– Народ какой, какие люди! – глаза гетмана загорелись. – Вот послушайте, что Остророг пишет: «Очень трудно найти шпиона между этой Русью, а если и добудешь языка, так хоть жги его, а правды не скажет...»
Гетман приказал: монахов отпустить, возвратить им письма, пусть везут Оссолинскому.
Дрожащих от страха монахов привели к гетману.
– Вот что, панские слуги, – дарую вам жизнь на первый раз, берите письма и везите их канцлеру. Поклон от меня его милости, – усмехнулся гетман, – скажите, может, скоро встретимся.
Казаки доставили монахов на рубеж и отпустили с миром.
Глава 13
События развивались, как ожидал Хмельницкий. С юга подходила орда.
Орду вел сам хан Ислам-Гирей, его братья Нураддин и Калга. Сто тысяч татар были разделены на отряды, каждый по сотне всадников, и при каждом всаднике – две запасные лошади.
Татары передвигались по ночам, днем отдыхали. Далеко от степи слышали люди, как по ночам стонала земля. Орда шла на запад, приближаясь к Животову.
Полки гетмана двигались на Волынь, стараясь выйти на рубежи прежде коронного войска. В авангарде гетманской армии шел полк Данилы Нечая.
Мартын Терновый уже успел возвратиться с Дона. Привел он с собой тысячи сабель под началом казацкого атамана Алексея Сторова. Донские казаки с охотой откликнулись на грамоту гетмана. В станицах на Дону говорили:
– Не впервой вместе с запорожцами волю защищать... С ними и на Синоп ходили, и поганых турок били, с ними Азов брали и Кизы-Кермень жгли. И теперь поможем им выгнать шляхту с русской земли...

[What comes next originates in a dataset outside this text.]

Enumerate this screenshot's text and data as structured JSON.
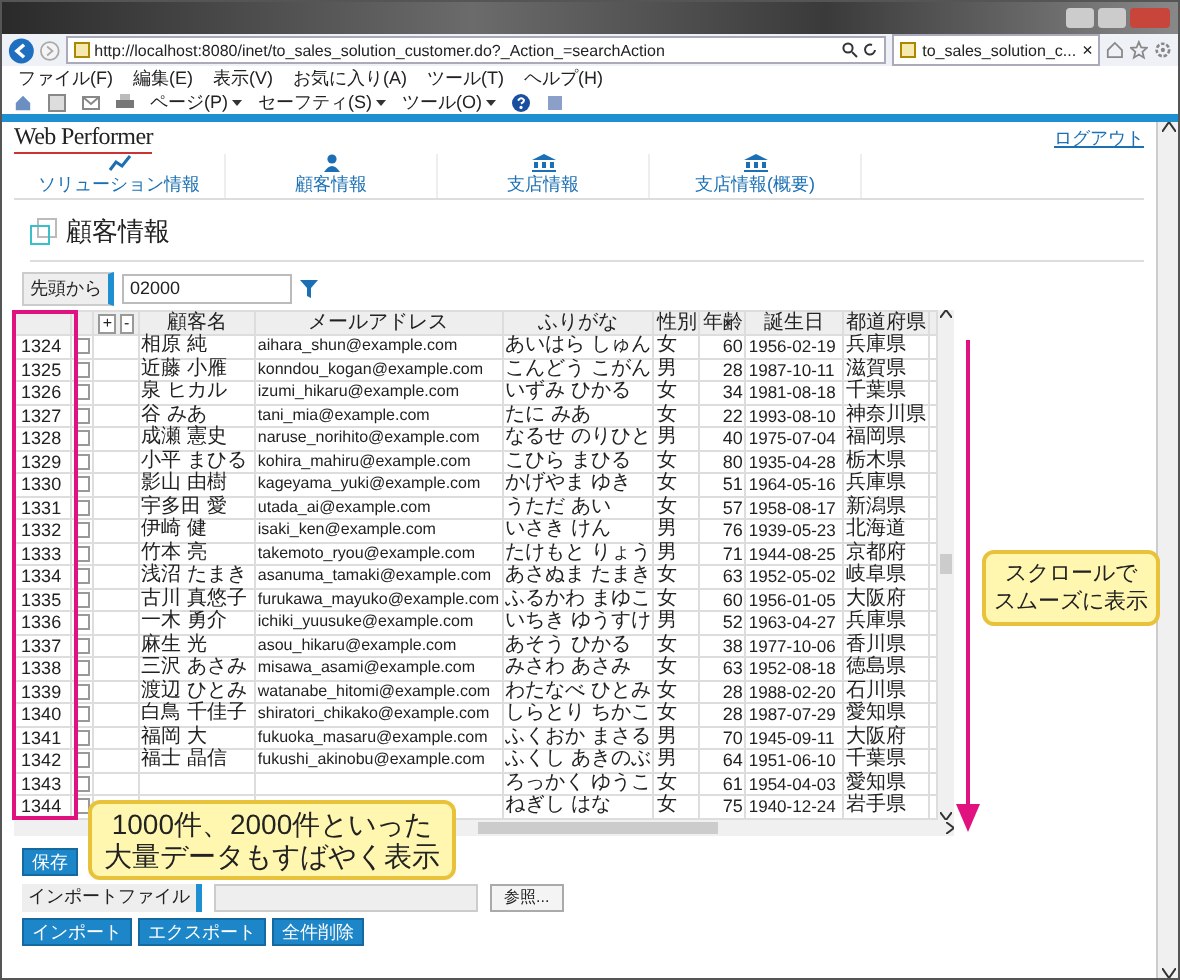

В трудный час выдержала испытание старая дружба, рожденная в битвах с чужеземцами. Как и прежде, пришли донцы на помощь украинским казакам. От станицы к станице летела молва: зовут украинские казаки на помощь. И на эту молву всем сердцем откликался Дон.
Из полка Данилы Нечая поехал на Дон вместе с Мартыном Терновым казак Семен Лазнев, в прошлом житель станицы Хоперской.
– Хочу на родине побывать, – попросился он у Нечая.
– Может, навсегда от нас? – спросил Нечай.
– Нет, полковник, от вас уже не уйду. Для меня что Днепр, что Дон – одинаковы стали. Родителей проведаю, а то, может, и не доведется больше повидать. Война не за горами, а где война, там и смерть бывает.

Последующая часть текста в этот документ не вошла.